宝探し

 1月4万円で暮らし。自分の小遣いとして1万円残し、後はすべて国の家族に送っている。娘から送られてきたお金を親は借金の返済に充てている。借金の理由は、娘の大学の学費だ。ベールに包まれていた彼女達の経済がやっと分かった。  通訳として来日し、見るからに聡明そうな彼女は、その知性ゆえか好奇心が強く、僕と会うときはやたら質問が多い。だから僕も同じのりで、彼女達の経済について尋ねてみた。すると上記のように具体的に教えてくれた。ただ大学を出ているのは彼女だけだから、残りの17人がどうかは知らない。今までの経験で、聞くに堪えられないような話は無かった。むしろ、心温まるものばかりだ。  日本で稼いだお金が借金を払うために使われるが、いくらかは残るはずだ。そしてそのいくらかは、彼女達が国で働いていたら到底貯まる額ではない。そこで、日本で働くことを決心した理由を尋ねてみた。すると彼女は、「夢は 貧しい人のために 食事を食べさせてあげる施設を 作りたい」と言った。かの国にはまだまだ貧しい人が多くいて、その人達のために食事を無料で食べさせてあげる施設が沢山あるらしい。それを友人と作りたいらしいのだ。今まで付き合ってきた多くの人が家族のためと口をそろえたのとは異質な目的に感動した。  その施設を作るのにどのくらいの費用が要り、毎月どのくらいの経費がかかるのと尋ねると、大まかな数字を教えてくれた。すぐに数字が出たから恐らく彼女の夢は本当なのだろう。
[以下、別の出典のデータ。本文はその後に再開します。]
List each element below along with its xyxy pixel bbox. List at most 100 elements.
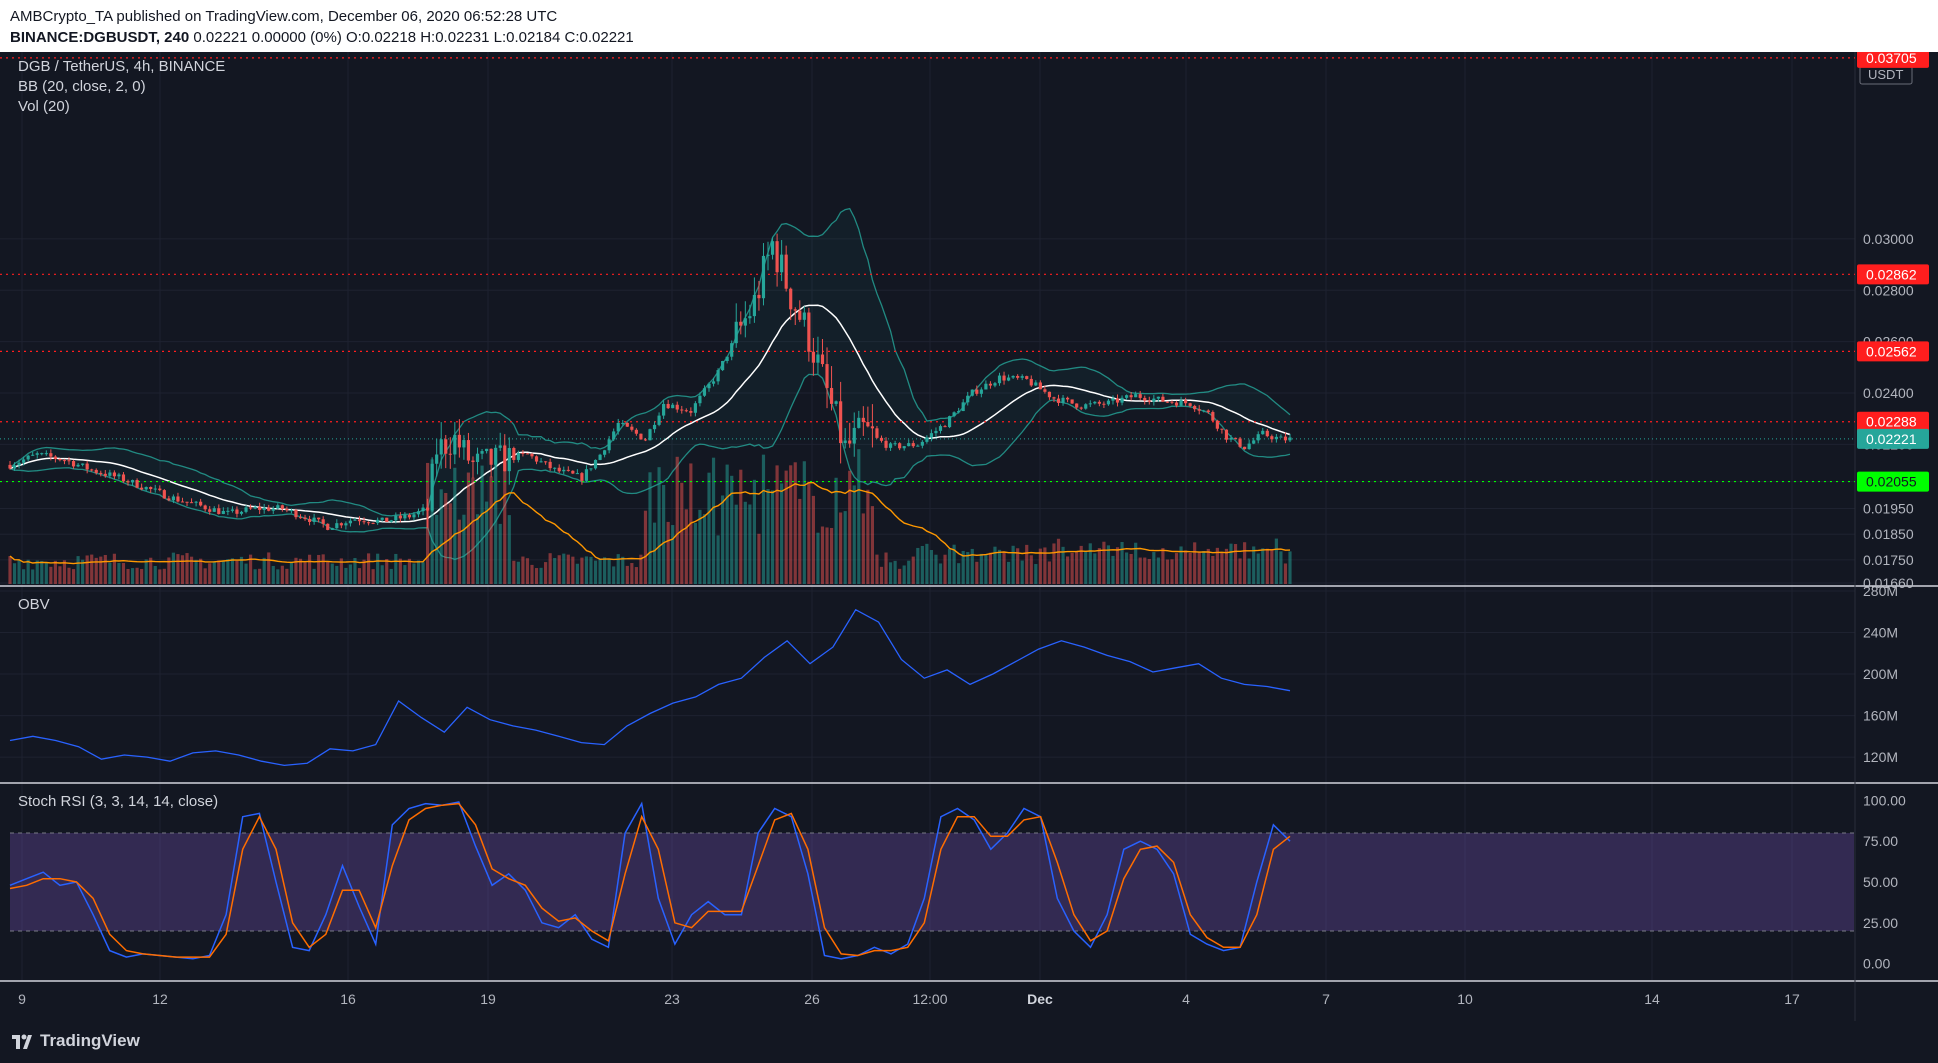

「私たち 皆 貧乏だから 40歳くらいになったらできる」と言っているから、手助けできるならそれもまたいいかと思った。夢を早くかなえてもらう手伝いなら出来る。僕ら世代になると、仕事以外で何か人様のお役に立てないかと思う人が多いのではないか。出来ることが毎日のようにオセロゲームのように裏返り、出来ないことに変わっていく果てしない喪失感の中で、手探りの宝探しが続く。